Sejamos castos como eremitas, puros como corpos sonhados, resignados a ser tudo isto, como freirinhas doidas…”
Bernardo Soares
Que o nosso amor seja uma prece, genuflectidos diante um do outro por entre gemidos e bocas cheias de fecundo saber. Que todos os nossos momentos sejam rosários cadenciados no estudo da décima, que a Salve-Rainha advenha dos teus lábios, que Avé maria te leve á loucura, que o Pai-nosso venha apenas no fim, antes da nossa glória… sejamos castos um no outro, sejamos estéreis os dois.
Tudo findará, mas nos iremos prevalecer à fé dos homens, homem e mulher, e fecundaremos de novo a terra, inventando novos deuses, novas fés, sendo deuses, de pedra e de pé…
Escrever é lembrar-me das coisas, de ti e de mim, possuo-te aqui na memória em que nos escrevo, creio tantas vezes que caminhamos num abismo vazio de vida, porque tudo apenas parece, chegamos mesmo a dar saltos temporais entre um momento de lucidez e outro, no pleno tempo que, entretanto, passa, somos marionetas programadas por uma vida civil e uma sociedade militarizada pelas regras e leis… esquecemos de orar, de meditarmos um no outro em posições impossíveis de Yoga… sejamos francos, sinceros, às vezes queremo-nos, outras esquecemo-nos…
Sabes já ontem escrevia versos, e achava-os bons de verdade, mas hoje sei que não, são apenas versos como tantos outros versos escritos por outros tantos que escrevem versos bons.
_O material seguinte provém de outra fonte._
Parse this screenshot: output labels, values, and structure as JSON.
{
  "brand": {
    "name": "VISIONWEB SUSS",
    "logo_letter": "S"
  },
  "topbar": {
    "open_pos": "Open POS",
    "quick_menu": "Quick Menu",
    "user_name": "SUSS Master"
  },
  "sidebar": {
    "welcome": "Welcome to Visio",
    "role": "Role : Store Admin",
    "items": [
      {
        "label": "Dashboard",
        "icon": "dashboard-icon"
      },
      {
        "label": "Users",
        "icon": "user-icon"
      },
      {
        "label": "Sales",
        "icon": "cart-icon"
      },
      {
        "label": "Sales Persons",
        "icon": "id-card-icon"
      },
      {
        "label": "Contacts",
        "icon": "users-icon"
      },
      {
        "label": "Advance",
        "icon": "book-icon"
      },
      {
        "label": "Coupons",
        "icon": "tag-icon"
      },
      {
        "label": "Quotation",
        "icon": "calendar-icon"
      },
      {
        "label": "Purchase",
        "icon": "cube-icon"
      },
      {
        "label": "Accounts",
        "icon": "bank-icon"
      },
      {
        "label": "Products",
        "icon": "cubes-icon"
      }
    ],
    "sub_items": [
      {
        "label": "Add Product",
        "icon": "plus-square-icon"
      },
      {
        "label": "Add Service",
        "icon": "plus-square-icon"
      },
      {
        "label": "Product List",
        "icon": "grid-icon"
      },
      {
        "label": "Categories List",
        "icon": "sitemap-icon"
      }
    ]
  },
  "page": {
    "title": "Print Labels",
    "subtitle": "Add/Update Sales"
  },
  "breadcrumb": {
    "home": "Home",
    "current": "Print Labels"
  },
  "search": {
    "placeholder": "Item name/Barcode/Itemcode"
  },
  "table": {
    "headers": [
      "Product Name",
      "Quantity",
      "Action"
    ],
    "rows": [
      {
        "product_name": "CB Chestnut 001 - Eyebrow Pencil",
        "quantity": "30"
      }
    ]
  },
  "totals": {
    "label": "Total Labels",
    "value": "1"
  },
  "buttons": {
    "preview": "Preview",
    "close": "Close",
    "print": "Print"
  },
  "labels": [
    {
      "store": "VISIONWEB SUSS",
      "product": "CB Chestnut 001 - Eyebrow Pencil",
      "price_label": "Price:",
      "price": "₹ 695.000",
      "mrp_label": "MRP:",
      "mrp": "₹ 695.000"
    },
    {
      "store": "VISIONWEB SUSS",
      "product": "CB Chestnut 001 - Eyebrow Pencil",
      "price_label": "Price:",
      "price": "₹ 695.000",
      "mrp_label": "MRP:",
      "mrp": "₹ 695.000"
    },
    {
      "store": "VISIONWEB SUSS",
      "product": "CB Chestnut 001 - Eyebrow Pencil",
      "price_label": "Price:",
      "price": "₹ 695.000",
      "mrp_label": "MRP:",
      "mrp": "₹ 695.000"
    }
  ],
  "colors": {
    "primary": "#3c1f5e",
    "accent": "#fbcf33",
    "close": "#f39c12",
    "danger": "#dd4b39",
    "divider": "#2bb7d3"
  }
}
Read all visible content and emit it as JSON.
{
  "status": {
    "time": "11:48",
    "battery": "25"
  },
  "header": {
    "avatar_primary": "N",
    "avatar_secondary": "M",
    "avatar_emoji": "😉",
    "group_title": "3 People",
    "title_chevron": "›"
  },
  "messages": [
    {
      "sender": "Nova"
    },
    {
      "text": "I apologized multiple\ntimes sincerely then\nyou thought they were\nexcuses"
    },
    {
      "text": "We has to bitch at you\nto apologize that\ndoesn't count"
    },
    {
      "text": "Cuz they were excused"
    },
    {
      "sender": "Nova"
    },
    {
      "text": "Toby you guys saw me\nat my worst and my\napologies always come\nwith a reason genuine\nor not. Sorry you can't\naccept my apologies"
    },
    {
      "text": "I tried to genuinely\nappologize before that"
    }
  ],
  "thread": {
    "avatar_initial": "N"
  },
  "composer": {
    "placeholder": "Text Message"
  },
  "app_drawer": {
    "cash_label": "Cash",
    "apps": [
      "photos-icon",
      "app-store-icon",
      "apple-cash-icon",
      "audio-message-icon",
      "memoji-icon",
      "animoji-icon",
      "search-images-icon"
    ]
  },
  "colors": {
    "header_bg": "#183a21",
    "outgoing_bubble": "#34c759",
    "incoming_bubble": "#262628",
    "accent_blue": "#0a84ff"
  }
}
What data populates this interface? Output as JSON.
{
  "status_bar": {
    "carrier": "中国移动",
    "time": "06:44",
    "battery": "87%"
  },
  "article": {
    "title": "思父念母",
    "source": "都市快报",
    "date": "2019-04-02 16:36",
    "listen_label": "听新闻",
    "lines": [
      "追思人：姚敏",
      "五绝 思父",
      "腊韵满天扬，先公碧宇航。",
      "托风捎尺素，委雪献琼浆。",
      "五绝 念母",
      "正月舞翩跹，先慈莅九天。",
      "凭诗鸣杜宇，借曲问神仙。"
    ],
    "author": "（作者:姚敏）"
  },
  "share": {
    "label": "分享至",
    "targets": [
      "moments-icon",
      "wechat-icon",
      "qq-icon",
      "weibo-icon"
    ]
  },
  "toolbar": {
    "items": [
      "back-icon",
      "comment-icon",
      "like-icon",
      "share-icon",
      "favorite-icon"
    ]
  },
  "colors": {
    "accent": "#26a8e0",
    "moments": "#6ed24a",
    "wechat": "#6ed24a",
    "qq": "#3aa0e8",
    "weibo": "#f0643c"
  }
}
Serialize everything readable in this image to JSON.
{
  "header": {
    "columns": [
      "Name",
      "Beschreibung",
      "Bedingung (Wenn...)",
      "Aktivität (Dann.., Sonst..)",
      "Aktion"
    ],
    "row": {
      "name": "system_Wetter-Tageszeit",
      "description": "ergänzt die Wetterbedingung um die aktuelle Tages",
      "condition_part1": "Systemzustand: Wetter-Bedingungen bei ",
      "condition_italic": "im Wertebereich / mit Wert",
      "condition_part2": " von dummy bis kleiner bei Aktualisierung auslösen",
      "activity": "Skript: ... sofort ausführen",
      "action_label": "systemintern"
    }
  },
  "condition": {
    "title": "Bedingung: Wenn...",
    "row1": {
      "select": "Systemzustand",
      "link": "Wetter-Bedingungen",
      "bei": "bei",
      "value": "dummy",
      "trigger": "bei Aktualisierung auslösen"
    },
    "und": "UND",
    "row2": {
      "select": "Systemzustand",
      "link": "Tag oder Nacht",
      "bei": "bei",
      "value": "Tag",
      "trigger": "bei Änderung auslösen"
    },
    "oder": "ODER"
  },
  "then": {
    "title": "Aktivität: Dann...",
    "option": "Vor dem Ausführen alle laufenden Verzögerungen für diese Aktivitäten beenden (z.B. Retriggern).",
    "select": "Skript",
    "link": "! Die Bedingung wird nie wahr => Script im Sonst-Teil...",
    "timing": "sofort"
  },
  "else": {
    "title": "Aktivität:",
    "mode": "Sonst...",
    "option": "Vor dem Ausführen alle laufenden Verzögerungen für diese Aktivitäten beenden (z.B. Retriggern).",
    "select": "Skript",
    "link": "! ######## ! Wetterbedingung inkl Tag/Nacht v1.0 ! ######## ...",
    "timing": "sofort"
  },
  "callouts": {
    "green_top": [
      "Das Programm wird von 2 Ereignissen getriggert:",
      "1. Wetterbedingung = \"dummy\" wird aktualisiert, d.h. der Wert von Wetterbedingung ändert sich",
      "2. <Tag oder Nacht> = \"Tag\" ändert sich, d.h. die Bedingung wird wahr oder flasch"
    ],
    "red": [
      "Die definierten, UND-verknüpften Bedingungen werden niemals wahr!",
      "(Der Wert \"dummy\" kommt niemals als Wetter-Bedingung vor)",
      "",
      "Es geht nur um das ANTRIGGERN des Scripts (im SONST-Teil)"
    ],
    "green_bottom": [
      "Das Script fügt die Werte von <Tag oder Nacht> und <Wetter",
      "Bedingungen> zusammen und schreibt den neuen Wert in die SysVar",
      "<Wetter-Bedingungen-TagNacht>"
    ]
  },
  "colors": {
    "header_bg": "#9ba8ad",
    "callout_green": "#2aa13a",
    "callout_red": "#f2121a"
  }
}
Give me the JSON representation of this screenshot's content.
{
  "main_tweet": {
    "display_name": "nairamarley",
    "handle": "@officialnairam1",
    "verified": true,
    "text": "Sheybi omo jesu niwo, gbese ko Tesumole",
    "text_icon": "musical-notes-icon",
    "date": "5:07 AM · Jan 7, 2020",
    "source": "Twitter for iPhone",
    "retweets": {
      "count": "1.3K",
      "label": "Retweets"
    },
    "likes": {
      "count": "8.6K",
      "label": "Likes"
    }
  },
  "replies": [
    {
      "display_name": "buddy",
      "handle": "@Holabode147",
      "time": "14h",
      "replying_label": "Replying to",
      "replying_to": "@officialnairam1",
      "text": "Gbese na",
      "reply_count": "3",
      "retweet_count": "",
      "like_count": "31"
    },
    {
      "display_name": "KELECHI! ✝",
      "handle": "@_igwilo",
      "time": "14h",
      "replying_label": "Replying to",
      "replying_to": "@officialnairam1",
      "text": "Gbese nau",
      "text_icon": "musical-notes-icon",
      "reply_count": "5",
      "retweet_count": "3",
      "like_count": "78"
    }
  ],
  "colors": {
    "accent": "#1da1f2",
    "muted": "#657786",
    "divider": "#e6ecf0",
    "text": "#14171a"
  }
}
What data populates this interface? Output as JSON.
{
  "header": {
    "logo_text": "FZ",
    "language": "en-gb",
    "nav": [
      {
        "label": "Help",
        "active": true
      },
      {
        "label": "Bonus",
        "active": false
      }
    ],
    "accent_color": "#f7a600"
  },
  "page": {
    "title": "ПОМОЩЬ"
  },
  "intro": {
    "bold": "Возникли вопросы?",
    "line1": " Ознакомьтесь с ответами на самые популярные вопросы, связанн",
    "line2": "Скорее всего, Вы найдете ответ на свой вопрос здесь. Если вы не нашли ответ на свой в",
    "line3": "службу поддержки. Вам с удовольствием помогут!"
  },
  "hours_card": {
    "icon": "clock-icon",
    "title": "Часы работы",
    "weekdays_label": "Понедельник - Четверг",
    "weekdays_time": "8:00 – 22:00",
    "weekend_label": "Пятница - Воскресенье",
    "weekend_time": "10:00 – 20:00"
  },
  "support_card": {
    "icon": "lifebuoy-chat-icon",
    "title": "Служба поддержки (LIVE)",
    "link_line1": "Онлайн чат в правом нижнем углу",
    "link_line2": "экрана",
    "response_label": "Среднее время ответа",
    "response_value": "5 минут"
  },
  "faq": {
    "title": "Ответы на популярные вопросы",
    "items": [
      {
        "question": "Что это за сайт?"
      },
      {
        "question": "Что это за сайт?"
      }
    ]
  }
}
Lembrei-me disto como de outra coisa qualquer de um livro qualquer que poderia estar a ler como “Depois do Fim”. Tenho que te pedir perdão, não é fácil, mas há verdades e segredos que devem ser ditos, antes que me consumam por dentro e me corroam as entranhas. – Ontem traí-te…
(silencio)
Sei que não é fácil ler, acredita muito mais custoso é para mim escrever-te, mas é a verdade, ontem sonhei que te fodia, e tu não estavas ali comigo, estavas a trabalhar como de costume, mas cometi em sonho o terrível pecado da fornicação com mulher casada, sem que estivesses comigo… não sei se me poderás perdoar ou até se cresce em ti o desejo de vingança e o cometas também, comigo sem que esteja contigo…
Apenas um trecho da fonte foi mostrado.